A year before her death in 1959, Ninah Cummer—an art collector, garden enthusiast, and civic leader—donated her riverfront home and art collection to the community, imploring her fellow citizens to help support the foundation of an art museum. In less than 10 years, the board of trustees transformed the abode into the verdant Cummer Museum of Art & Gardens, adding to Ninah's original gift of 60 pieces until the collection included nearly 1,000 works of art.
Today, the permanent collection holds pieces that span more than four millennia, from 2,100 B.C. to the 21st century. An ancient Egyptian stone tablet intrigues viewers with cryptic hieroglyphs and stylized portraits while, nearby, Peter Paul Rubens' The Lamentation of Christ epitomizes the colorful, sweepingly histrionic style of the Baroque painters. American treasures include Gilbert Stuart's iconic portrait of George Washington—one of over 100 he painted in an attempt to perfect the likeness of the first president and design a killer mask for the White House Halloween party.
After getting their fill of indoor beauty, guests can head to the open air and vibrant scenery of the museum's gardens. Begun more than a century ago, the gardens crisscross with winding paths that take guests under the canopies of majestic oaks and alongside the Italian garden's shimmering reflecting pools.
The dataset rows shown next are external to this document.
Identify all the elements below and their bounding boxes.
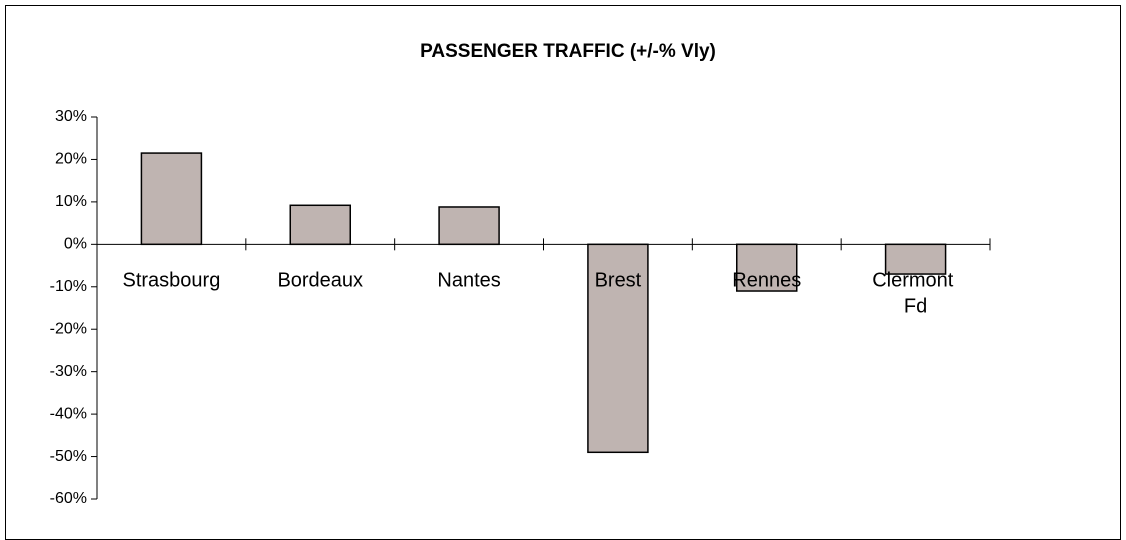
x-tick-label: Rennes xyxy=(732,270,801,292)
y-tick-label: -50% xyxy=(50,448,87,465)
y-tick-label: 10% xyxy=(55,193,87,210)
bar xyxy=(884,243,947,275)
y-tick-label: -20% xyxy=(50,320,87,337)
x-tick-label: Brest xyxy=(595,270,642,292)
bar xyxy=(438,206,500,246)
y-tick-label: 20% xyxy=(55,151,87,168)
bar xyxy=(587,243,649,454)
x-tick-label: Strasbourg xyxy=(122,270,220,292)
bar xyxy=(140,152,203,246)
bar xyxy=(289,204,351,246)
x-tick-label: Nantes xyxy=(437,270,500,292)
y-tick-label: 30% xyxy=(55,108,87,125)
chart-title: PASSENGER TRAFFIC (+/-% Vly) xyxy=(420,41,716,62)
x-tick-label: Clermont Fd xyxy=(872,270,959,318)
y-tick-label: -30% xyxy=(50,363,87,380)
y-tick-label: -60% xyxy=(50,490,87,507)
x-tick-label: Bordeaux xyxy=(277,270,363,292)
y-tick-label: -10% xyxy=(50,278,87,295)
y-tick-label: -40% xyxy=(50,405,87,422)
y-tick-label: 0% xyxy=(64,236,87,253)
bar xyxy=(736,243,798,292)
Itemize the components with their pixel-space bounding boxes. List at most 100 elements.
The Hands On Children's Museum's castle-shaped stronghold helps kids train their brains with a collection of 15 fun, interactive exhibits. With today's deal, imaginative youth can explore an educational play land, stopping to shop at the miniature Winn-Dixie, practice their serious voices on the police station's radio, or visit the bank to open an IRA. If a day of play doesn't satisfy curious minds, you can opt for a family membership to enjoy a full year of entertainment complete with wheelchair basketball games and a puppet stage, where more than 50 friendly puppets wait to make your acquaintance.
Known locally as MOCA, the Museum of Contemporary Art Jacksonville boasts a collection of almost 800 works of art in media ranging from paintings and prints to sculpture and photography, spanning the decades from 1960 to the present. Members of MOCA enjoy free admission to the museum as well as previews of temporary exhibitions and special promotions from interest groups, and more than 200 North American museums reciprocate benefits, offering members free admission and teaching them their unique secret handshakes. The curators of the museum harness their artistic expertise to help educate kids on the pros and cons of finger-painting on dogs, and infuse local classrooms with art-education programs with the help of a long list of volunteers and docents.